Rosie Enos is a dog sled tour guide during the winter months at Mt. Bachelor in Oregon, and during the summer, she is a backpacking guide for Roam the Woods, a women's backpacking company. "The great thing? I never have to squeeze in a workout at the end of a long day."
The winter job results in upper body strength. "You are working with Alaskan Huskies that are up to 50 pounds of pure muscle, that are super excited to go for a run, your lifting them, loading them, and trying to hold them back (twelve of them-all attached to one sled!!) Your whole body gets a workout."
Her summer job reverses the strength to her lower section. "I do lose some of that upper body strength because you are using your legs as the powerhouse while backpacking. All that I lose in my upper body I gain back in my legs!"
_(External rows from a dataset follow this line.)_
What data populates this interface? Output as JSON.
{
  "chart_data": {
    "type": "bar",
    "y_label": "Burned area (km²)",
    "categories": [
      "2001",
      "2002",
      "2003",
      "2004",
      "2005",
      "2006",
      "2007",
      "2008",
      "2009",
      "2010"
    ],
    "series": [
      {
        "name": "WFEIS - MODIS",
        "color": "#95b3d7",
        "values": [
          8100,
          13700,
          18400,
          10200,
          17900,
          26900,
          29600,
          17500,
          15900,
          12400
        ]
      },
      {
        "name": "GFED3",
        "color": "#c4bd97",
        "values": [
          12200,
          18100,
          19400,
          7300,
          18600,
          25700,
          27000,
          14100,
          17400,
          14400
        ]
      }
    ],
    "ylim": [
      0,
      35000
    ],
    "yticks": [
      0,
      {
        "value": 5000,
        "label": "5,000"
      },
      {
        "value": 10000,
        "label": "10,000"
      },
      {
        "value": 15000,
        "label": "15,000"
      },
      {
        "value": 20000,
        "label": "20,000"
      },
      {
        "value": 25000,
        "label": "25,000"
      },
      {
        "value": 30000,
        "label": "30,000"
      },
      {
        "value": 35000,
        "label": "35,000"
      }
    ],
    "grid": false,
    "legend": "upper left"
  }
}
This fitness and work regime doesn't mean she's 100% muscle. "Typically, during the winter I'm not afraid to embrace some fat. On top of all the hard work, it can get cold so some butter in my diet is a lifesaver on the single digit days. As for the summer, backpackers burn between 4,000 - 8,000 calories a day. "During the summer, I eat fairly good on the trail as we use lots of dehydrated veggies in our meals, the best thing on the trail though: Snickers!! In town requirement: a stop at an all-you-can-eat buffet."
When J.J. Kunkle of The Fit Life worked at the Santa Barbara Adventure Company, she says, "our guides were in top shape. When you spend the day leading kayaking, hiking and biking trips-there's no way you can NOT be fit. Even as the office manager I stayed in great shape helping them load and unload kayaks, wash wetsuits and occasionally guiding trips."
The fitness benefits of the guide occupation extend into the off-season, says Jo Ann Taylor of WalkTalk, because "when you are not traveling you are very motivated to get fit for your next tour."
Treadmill Test Walker
Believe it or not, fitness equipment manufacturer Life Fitness employs full-time, professional treadmill walkers. The position is actually called "Key Operator" and their job is to test the equipment.
They walk an average of 150 minutes per day for 247 working days, which translates to 37,050 minutes of treadmill time a year. With an average speed of 2 MPH, that works out to be 1,235 miles walked yearly.
They're testing the voltage, for current leakage, and adjusting rollers and belts, all while the machine is running. They also handle assembling the machine, troubleshooting, and some packing, after the tests.
At the company's Franklin Park, Illinois headquarters there are two full-time testers on the cross-trainer line and four on the treadmill line, running all day, with testers in other locations.
So, are these key operators totally ripped? "Heck yes," says Christopher Clawson, president of Life Fitness-especially on the elliptical line. "They're very trim, strong, and still very active in athletics at an older age."